High soluble salts can lead to root injury, further disposing the plants to Pythium root rot. Pythium species should be excluded from the production system. Treatment of irrigation water may become necessary. Sub irrigation or ebb and flow systems can cause rapid spread when wet soils persist for long periods or floors do not drain completely. The pathogen has also been shown to be present in peat moss or soilless media in some cases. Pythium species may enter greenhouses through infected cuttings, contaminated soil within or outside the greenhouse, or contaminated irrigation sources especially surface waters. Any surviving plants may be stunted, flower prematurely, and defoliate. Wilt and death result when infection is severe. Pythium root rot may affect a few plants or can cause the loss of a high percentage of plants, usually soon after the transplant of cuttings. Preventive treatment of irrigation water with bromine or chlorine can be effective bactericides are seldom useful.
#Botrytis blight free
The use of culture-indexed cuttings is the best way to be sure that plants are free of bacteria. Spread of bacterial diseases is often the result of human activity-pruning and propagation procedures, movement of soil and plant debris by machinery or on feet, overhead irrigation, and the application of insecticides and fungicides under pressure. As environmental conditions become favorable for bacterial growth (warm temperatures and high humidity), the bacteria multiply and cause disease. High temperature and high humidity are essential for optimum development of bacterial blight.

This bacterium can survive both in non-symptomatic host plants and in the rhizosphere it is commonly present in most greenhouses. Affected cuttings that have dried can harbor active bacteria for 6 weeks. Succulent tissues are more quickly and severely affected. Symptoms develop at the cut end of cutting but also anywhere on the cutting as a watery rot which results in complete disintegration. Besides Pythium, Phytophthora root, crown, leaf and bract blight, and Black stem and root rot ( Thielaviopsis basicola) can cause losses.īacterial blight and cutting rot can occur suddenly and spread very rapidly causing serious and rapid losses, especially during cutting propagation.

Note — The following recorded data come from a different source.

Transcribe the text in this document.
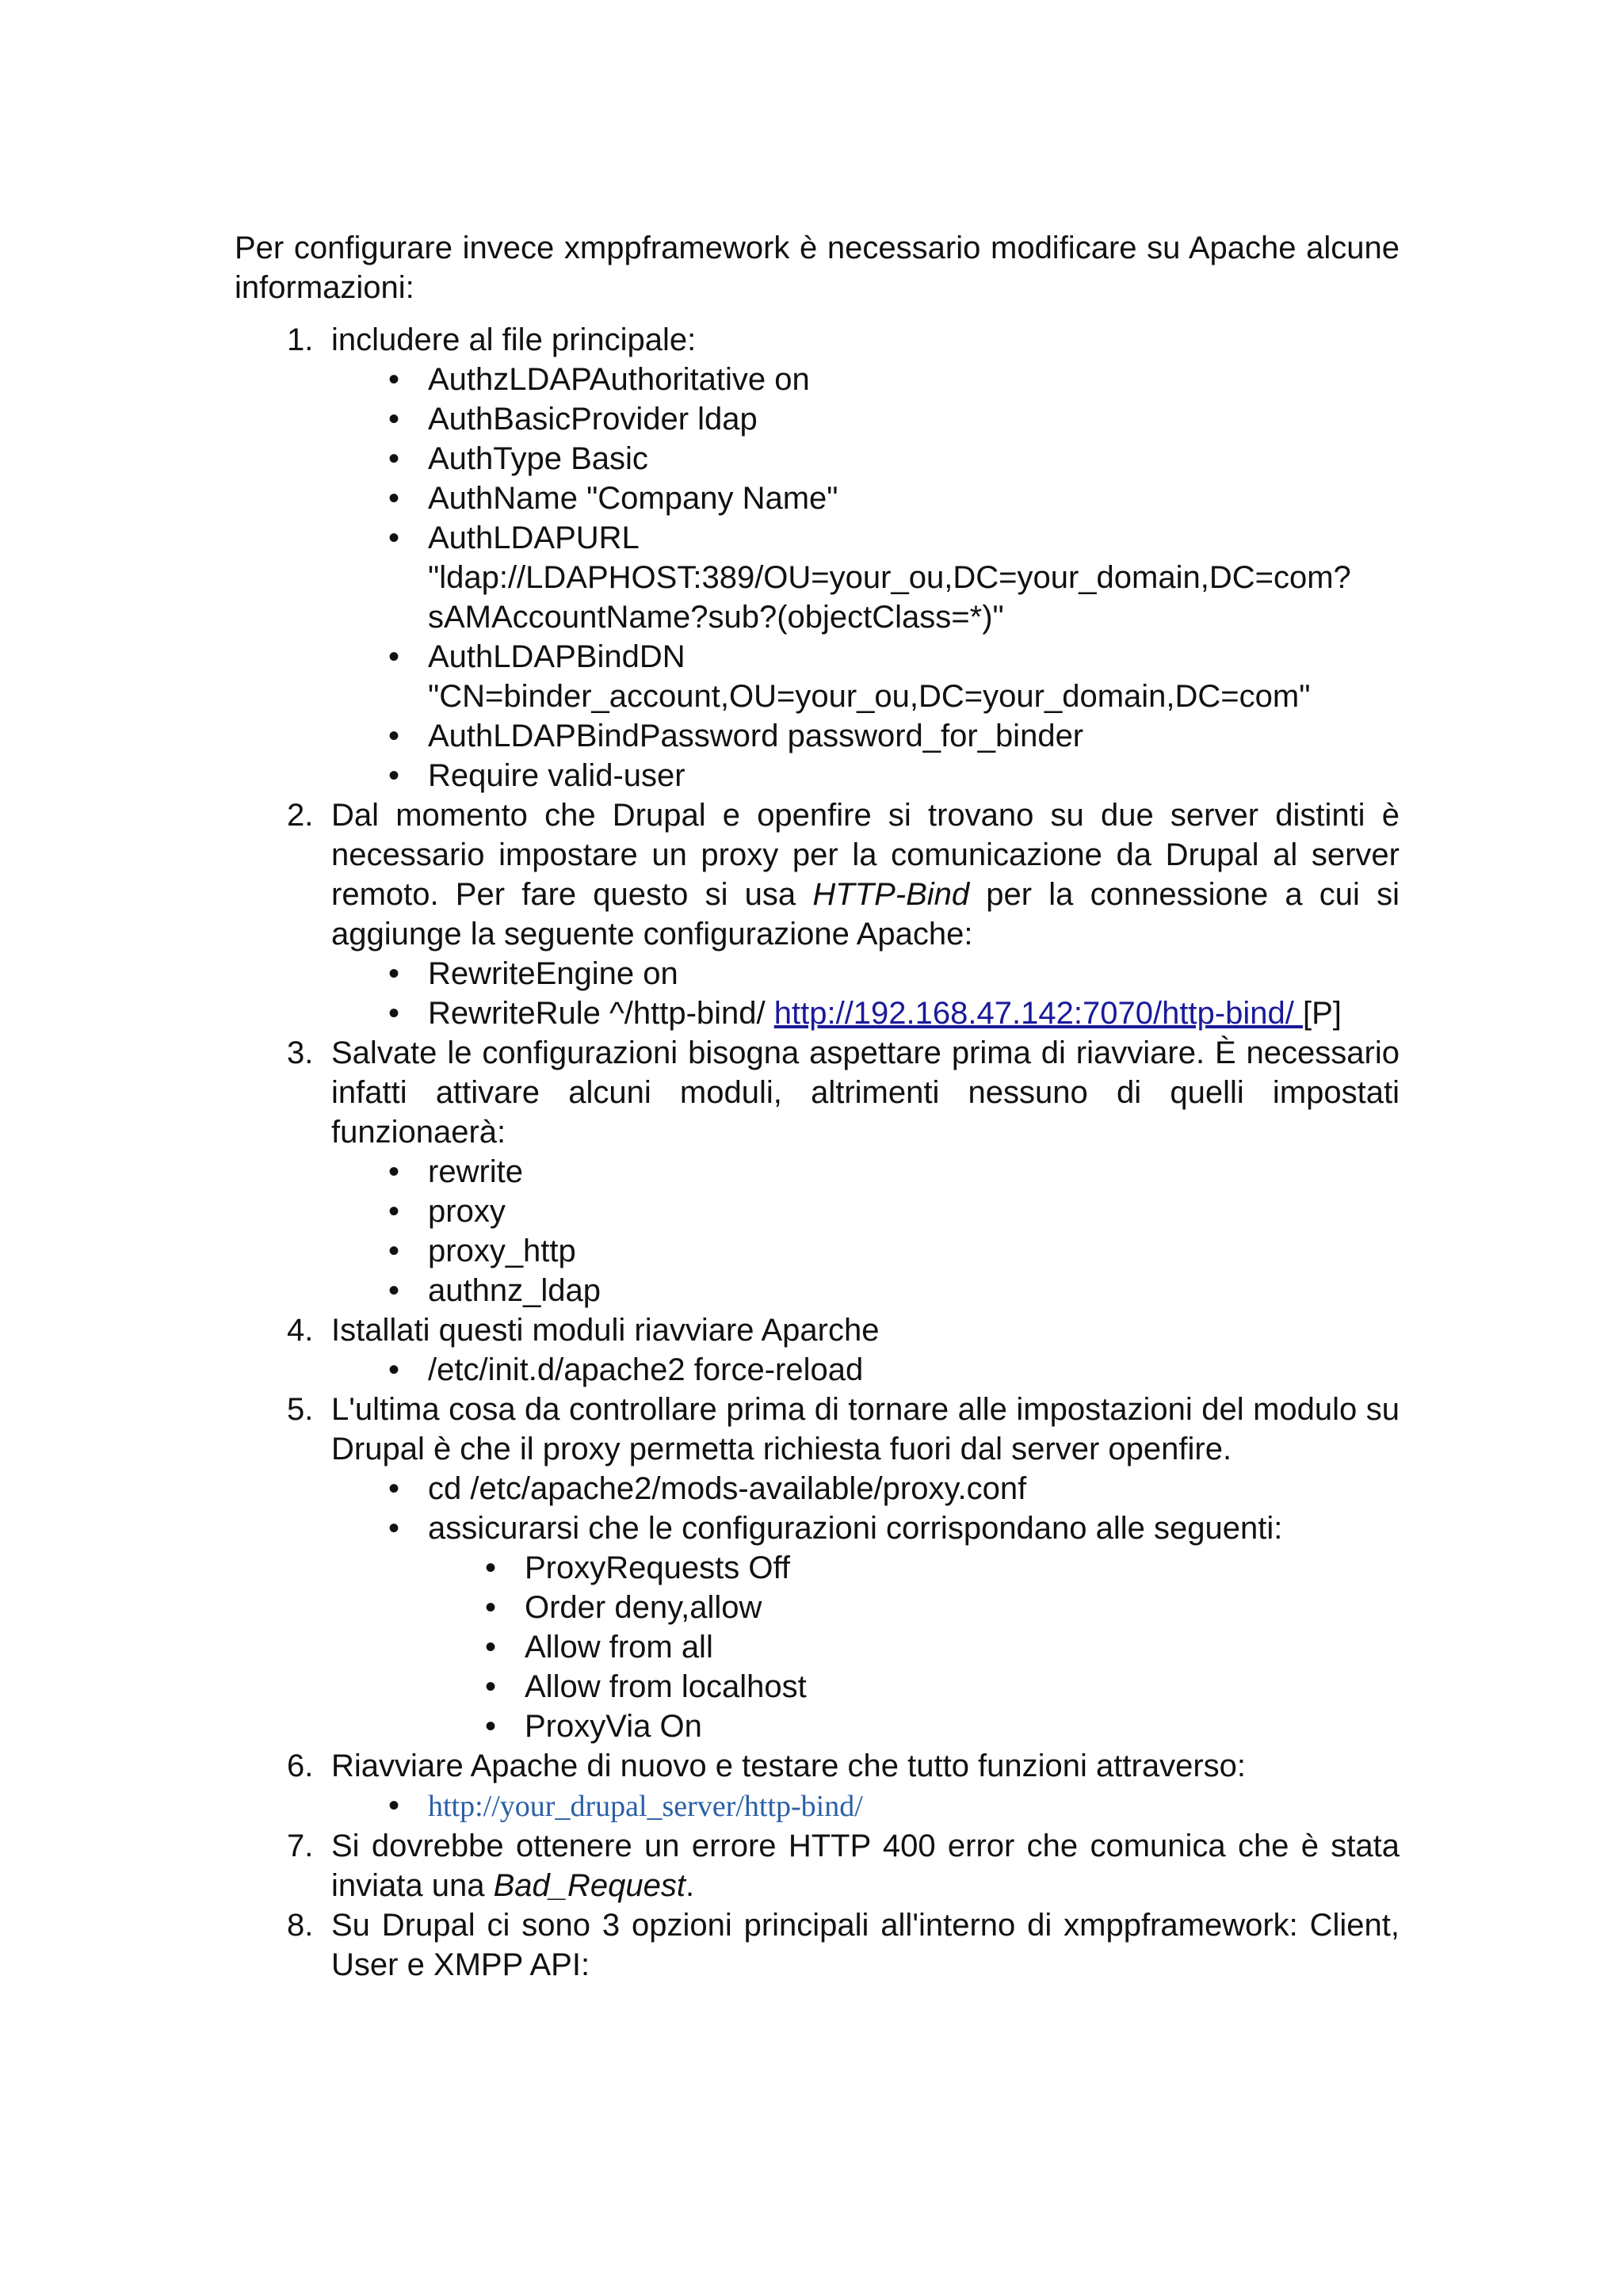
Per configurare invece xmppframework è necessario modificare su Apache alcune informazioni:

1. includere al file principale:
• AuthzLDAPAuthoritative on
• AuthBasicProvider ldap
• AuthType Basic
• AuthName "Company Name"
• AuthLDAPURL "ldap://LDAPHOST:389/OU=your_ou,DC=your_domain,DC=com?sAMAccountName?sub?(objectClass=*)"
• AuthLDAPBindDN "CN=binder_account,OU=your_ou,DC=your_domain,DC=com"
• AuthLDAPBindPassword password_for_binder
• Require valid-user
2. Dal momento che Drupal e openfire si trovano su due server distinti è necessario impostare un proxy per la comunicazione da Drupal al server remoto. Per fare questo si usa HTTP-Bind per la connessione a cui si aggiunge la seguente configurazione Apache:
• RewriteEngine on
• RewriteRule ^/http-bind/ http://192.168.47.142:7070/http-bind/ [P]
3. Salvate le configurazioni bisogna aspettare prima di riavviare. È necessario infatti attivare alcuni moduli, altrimenti nessuno di quelli impostati funzionaerà:
• rewrite
• proxy
• proxy_http
• authnz_ldap
4. Istallati questi moduli riavviare Aparche
• /etc/init.d/apache2 force-reload
5. L'ultima cosa da controllare prima di tornare alle impostazioni del modulo su Drupal è che il proxy permetta richiesta fuori dal server openfire.
• cd /etc/apache2/mods-available/proxy.conf
• assicurarsi che le configurazioni corrispondano alle seguenti:
• ProxyRequests Off
• Order deny,allow
• Allow from all
• Allow from localhost
• ProxyVia On
6. Riavviare Apache di nuovo e testare che tutto funzioni attraverso:
• http://your_drupal_server/http-bind/
7. Si dovrebbe ottenere un errore HTTP 400 error che comunica che è stata inviata una Bad_Request.
8. Su Drupal ci sono 3 opzioni principali all'interno di xmppframework: Client, User e XMPP API:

Poinsettias are also subject to wide variety of foliar and stem diseases including Scab ( Sphaceloma poinsettiae), Gray mold ( Botrytis cinerea), Powdery mildew ( Oidium species), and bacterial leaf spot ( Xanthomonas campestris pv. Bacterial blight and cutting rot caused by Erwinia carotovora, Rhizoctonia stem rot, and Pythium root rot are important early in production. Symptoms can also develop from nutrient deficiencies and excesses, especially ammonium toxicity. Due to the long production season with varying environmental conditions, a wide variety of diseases can become important at different times.

Poinsettia ( Euphorbia pulcherrima), the Christmas flower, is one of the most popular potted flowering plants in the United States.